Seven manufacturers of PHVs were identified in 62 fully published case reports or non-comparative case series that studied 856 unique patients. All but 19 of these patients received valves produced by one of two PHV manufacturers. The route of access was via the femoral artery in 580 patients (68 percent). The transapical approach was used in 223 patients (26 percent). The route of access for the remaining 53 patients (6 percent) was via the femoral vein, subclavian artery, axillary artery, or ascending aorta. All but two of the prosthetic valves were implanted in the aortic valve position in patients with symptomatic aortic stenosis at high operative risk. Successful implantation was achieved in 92 percent of patients; 30-day survival was 86 percent. The lack of comparative studies limits the ability to determine which variables associated with PHV replacement are causally related to outcomes. A multicenter RCT comparing PHV to conventional heart valve replacement or medical management is currently underway in the United States.

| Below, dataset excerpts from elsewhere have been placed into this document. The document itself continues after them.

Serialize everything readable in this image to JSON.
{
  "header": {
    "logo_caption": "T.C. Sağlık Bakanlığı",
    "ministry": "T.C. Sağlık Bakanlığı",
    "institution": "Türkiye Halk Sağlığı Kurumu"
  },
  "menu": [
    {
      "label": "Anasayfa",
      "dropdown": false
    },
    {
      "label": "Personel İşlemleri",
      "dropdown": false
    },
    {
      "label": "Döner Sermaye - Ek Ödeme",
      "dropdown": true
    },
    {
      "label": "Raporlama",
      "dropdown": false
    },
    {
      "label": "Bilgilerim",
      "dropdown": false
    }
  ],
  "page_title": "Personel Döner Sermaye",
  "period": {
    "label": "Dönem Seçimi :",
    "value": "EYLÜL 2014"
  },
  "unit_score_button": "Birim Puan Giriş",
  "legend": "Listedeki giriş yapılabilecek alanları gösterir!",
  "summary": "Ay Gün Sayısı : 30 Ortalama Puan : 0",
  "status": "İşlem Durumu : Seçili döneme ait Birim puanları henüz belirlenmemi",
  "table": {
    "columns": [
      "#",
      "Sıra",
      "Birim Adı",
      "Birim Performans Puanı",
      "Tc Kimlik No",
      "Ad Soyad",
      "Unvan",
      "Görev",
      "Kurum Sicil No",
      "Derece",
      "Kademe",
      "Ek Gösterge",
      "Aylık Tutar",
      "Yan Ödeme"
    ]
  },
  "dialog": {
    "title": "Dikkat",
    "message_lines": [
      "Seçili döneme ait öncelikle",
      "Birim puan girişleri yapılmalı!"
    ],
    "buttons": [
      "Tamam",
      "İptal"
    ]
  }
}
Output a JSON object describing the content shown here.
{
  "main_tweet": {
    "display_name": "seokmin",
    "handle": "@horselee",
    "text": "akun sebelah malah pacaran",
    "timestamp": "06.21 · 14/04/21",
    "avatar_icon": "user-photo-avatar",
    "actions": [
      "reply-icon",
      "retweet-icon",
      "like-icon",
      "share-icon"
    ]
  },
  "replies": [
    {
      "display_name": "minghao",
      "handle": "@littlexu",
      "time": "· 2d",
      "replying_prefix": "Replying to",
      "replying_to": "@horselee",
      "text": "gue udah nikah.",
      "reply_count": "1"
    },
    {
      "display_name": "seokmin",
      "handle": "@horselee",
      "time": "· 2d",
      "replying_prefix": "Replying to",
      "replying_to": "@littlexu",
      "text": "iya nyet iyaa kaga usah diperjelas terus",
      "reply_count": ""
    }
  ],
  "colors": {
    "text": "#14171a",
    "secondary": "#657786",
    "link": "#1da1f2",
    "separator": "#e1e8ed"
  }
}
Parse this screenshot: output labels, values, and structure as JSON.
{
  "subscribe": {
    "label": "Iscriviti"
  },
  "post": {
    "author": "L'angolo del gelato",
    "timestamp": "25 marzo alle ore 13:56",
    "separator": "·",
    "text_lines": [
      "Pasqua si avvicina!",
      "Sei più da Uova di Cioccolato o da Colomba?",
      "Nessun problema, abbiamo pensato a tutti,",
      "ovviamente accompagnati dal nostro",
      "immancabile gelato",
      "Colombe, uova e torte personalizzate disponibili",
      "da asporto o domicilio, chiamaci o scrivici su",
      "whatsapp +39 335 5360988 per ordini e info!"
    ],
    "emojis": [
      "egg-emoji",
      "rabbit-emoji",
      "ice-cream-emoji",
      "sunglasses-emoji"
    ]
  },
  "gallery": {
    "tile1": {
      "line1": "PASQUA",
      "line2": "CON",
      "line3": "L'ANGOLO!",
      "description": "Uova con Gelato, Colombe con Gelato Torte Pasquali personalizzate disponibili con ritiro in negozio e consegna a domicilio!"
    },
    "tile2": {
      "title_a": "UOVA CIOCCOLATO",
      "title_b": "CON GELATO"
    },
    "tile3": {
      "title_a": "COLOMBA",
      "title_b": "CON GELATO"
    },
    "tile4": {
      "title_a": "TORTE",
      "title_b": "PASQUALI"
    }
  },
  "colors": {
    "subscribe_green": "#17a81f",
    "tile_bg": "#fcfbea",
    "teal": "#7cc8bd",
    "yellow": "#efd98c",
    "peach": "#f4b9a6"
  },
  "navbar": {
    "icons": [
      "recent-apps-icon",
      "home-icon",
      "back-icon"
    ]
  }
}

A large number of heart valve prostheses are in use, but there are limited data to inform the selection of one valve over another. There is sufficient existing primary literature to support systematic reviews or meta-analyses to help inform several important clinical questions pertaining to conventional heart valve replacement. PHV replacement is a rapidly emerging technology that has been proven feasible and is a promising therapeutic option for patients with severe, symptomatic aortic stenosis who have a higher risk of poor outcome with surgical aortic valve replacement. Well-designed observational studies and decision modeling could help inform clinical and health policy in the absence of RCTs.